Internships And "Adult" Jobs Scare Me To Death

Internships And 'Adult' Jobs Scare Me To Death

Is it just me, or does the next step in the career industry after a 9-5 fast food job terrify to you, too?


First and Foremost

I may sound like I'm either the biggest scaredy cat in the world OR that I'm just a lazy college student who doesn't want to grow up. Either way, I'm kinda both... And I don't think I'm alone. So bear with me as my vulnerability shines through my words.

The transition from arbitrary jobs to career ones is terrifying.

I've worked in the food industry as a cashier/cook at a small restaurant in my hometown. After that, I began working as a lifeguard and swim instructor during summers. Then, I moved on to working as a sales rep at trade shows for a construction company (boring, but paid well).

None of those jobs relate to my career aspirations or what I'm studying in school. I'm now at a point where I need to find a job or internship that suits my goals and skillsets for working in a production industry setting. Although I'm excited about these opportunities and where they may lead me, I'm also extremely scared and nervous about even starting the process to apply.

I feel as if I'm too underqualified and young to be at this stage.

Since I've never worked in an upper-level position before, how will the transition be for me? It's just like starting my first job all over again, but this time, the stress level is maximized. It's new and it's terrifying, to be honest. I'll be uncomfortable and vulnerable, and have to interact with people much older and maybe wiser than me. Yes, it's easy working a 9-5 job somewhere that only requires common sense duties and tedious, repetitive tasks. But...that sounds so much more secure to me.

No, I'm not saying I want to find a job like that and stick with it forever. I'm saying that I'm scared to leave the jobs in that type of environment. I'm insecure about how well I'm going to succeed in upper-level jobs that will require more talent, expertise, and expectations.

What if the boss or company realize I'm not the candidate they thought I was? What if I can't tailor to their needs because I'm not experienced enough? What if I embarrass myself in front of adults because of my social anxiety?
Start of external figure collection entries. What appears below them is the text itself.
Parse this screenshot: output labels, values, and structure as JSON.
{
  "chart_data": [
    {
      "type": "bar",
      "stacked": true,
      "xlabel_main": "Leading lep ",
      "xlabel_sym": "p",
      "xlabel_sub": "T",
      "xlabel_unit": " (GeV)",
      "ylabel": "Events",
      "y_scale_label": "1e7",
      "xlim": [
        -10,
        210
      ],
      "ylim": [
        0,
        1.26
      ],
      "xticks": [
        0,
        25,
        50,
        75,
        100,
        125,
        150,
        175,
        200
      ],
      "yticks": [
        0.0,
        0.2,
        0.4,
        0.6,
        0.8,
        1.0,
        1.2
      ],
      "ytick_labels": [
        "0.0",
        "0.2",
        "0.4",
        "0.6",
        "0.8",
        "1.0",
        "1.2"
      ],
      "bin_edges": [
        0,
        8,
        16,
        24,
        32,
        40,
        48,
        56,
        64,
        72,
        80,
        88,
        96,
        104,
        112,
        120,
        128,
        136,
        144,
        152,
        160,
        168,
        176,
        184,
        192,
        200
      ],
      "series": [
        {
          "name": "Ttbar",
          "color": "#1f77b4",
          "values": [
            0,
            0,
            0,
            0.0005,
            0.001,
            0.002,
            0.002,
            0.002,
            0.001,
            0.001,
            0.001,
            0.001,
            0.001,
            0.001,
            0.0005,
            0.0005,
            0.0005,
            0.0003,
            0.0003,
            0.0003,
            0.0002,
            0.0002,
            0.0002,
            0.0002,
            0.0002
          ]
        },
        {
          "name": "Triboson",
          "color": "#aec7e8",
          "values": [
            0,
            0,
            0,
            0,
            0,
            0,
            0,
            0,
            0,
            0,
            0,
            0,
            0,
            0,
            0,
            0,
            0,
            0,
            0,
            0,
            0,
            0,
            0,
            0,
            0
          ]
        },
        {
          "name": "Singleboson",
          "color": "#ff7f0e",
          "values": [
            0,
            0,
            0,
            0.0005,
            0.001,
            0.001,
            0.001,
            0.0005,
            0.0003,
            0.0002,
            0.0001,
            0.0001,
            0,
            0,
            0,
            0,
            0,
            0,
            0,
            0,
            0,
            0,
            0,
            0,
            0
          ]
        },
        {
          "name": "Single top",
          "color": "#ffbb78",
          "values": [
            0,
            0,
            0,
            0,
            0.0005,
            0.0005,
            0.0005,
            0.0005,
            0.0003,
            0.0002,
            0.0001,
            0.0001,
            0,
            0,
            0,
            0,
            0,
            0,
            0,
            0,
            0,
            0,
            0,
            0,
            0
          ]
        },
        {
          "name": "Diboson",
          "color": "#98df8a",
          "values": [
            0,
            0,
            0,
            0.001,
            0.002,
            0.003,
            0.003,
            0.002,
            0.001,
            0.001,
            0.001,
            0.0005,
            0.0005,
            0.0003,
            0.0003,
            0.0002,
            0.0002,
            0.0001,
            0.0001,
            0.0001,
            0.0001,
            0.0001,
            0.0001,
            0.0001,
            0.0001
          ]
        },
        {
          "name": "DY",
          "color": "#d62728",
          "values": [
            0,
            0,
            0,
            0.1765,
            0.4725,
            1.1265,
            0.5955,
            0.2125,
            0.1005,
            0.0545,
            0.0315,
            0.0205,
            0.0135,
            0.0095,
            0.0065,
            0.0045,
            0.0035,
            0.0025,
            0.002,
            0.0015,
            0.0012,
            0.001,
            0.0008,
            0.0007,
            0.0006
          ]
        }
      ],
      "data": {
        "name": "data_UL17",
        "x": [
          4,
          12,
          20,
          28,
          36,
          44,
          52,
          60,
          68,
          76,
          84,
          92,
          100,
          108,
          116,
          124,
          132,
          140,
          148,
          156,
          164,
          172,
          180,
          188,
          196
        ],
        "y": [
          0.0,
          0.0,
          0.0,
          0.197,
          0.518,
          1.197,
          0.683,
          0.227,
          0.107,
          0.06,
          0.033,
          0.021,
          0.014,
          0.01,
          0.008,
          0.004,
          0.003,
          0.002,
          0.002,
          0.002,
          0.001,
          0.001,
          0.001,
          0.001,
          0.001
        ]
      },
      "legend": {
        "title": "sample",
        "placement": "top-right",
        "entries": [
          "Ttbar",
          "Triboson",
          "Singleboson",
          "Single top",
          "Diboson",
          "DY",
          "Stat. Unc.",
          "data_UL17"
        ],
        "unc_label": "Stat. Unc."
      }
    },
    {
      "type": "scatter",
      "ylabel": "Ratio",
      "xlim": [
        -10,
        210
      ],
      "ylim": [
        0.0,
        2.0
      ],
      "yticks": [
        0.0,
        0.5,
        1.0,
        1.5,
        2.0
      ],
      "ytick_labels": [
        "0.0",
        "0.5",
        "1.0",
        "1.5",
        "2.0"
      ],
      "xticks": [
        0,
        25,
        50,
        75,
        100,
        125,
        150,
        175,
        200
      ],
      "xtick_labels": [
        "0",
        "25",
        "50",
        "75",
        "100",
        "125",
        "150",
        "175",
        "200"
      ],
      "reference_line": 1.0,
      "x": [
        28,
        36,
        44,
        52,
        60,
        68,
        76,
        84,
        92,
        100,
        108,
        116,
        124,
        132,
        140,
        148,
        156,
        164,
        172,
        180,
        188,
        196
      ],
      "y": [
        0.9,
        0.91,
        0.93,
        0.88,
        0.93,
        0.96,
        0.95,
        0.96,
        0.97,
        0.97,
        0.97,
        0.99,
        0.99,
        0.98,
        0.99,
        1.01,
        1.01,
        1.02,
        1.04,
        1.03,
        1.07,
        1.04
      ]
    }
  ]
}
There are so many roadblocks that I see in the way of this transition into the "real world."

Applying to jobs and internships is tiring.

I am probably one of the biggest procrastinators when it comes to this task. It's the worst position to be in because 90 percent of the time, applications have deadlines and due dates for when everything needs to be done. It's also the prime time of applying to these things.

On top of the added time pressure, I feel as if my resume, cover letter, and transcript aren't really the best tools to show what I can do or why I'm the best fit. While that sounds bad, it's how I feel. I feel as if my application will most likely be the one overlooked in every pool of applicants for every job I apply too. There's definitely something wrong with my mindset here, which is why I've taken steps to gain confidence and feel better in this aspect of my life. But we'll get to that later.

All in all, I feel like a puppy amongst adult dogs with their own pups and responsibilities. I feel like a kid among people with families and struggles harder than mine. In essence, I feel like I will never qualify for these jobs because of how I feel about myself. And that's wrong.

Breaking out of a "not good enough" attitude is really difficult.

For me, it's a personal issue. For others, it may be something else that's holding them back. But the mindset of never being good enough for anything, whether it comes down to jobs, relationships, or hobbies, is never helpful.

I want this to shed light on the fact that when it comes to career searching and taking that next big step into the real world, confidence is a key factor. I'm overcoming my lack of confidence by starting my weekly meetings in the career center at my school. I strayed away from it for a while, because I even went so far as to worry if the people there would judge me for how poorly prepared I might be or the bad shape of my resume. But that's exactly what they're there for, to help you with those insecurities.

Although I've only been once so far, it's been a huge step in the right direction. We're in the process of touching up my resume so I can send it out to internships and practicing for when an interview comes up.

The real world is waiting for you and me, no matter how much we may dread it. It comes with uncertainty, but also so many awesome benefits

I can't wait until I'm in my mid-20s (or 30s, who knows?), lounging in my own apartment, fully paid for by my stable income, reminiscing on the time I was a timid college student afraid of what life would hold for me.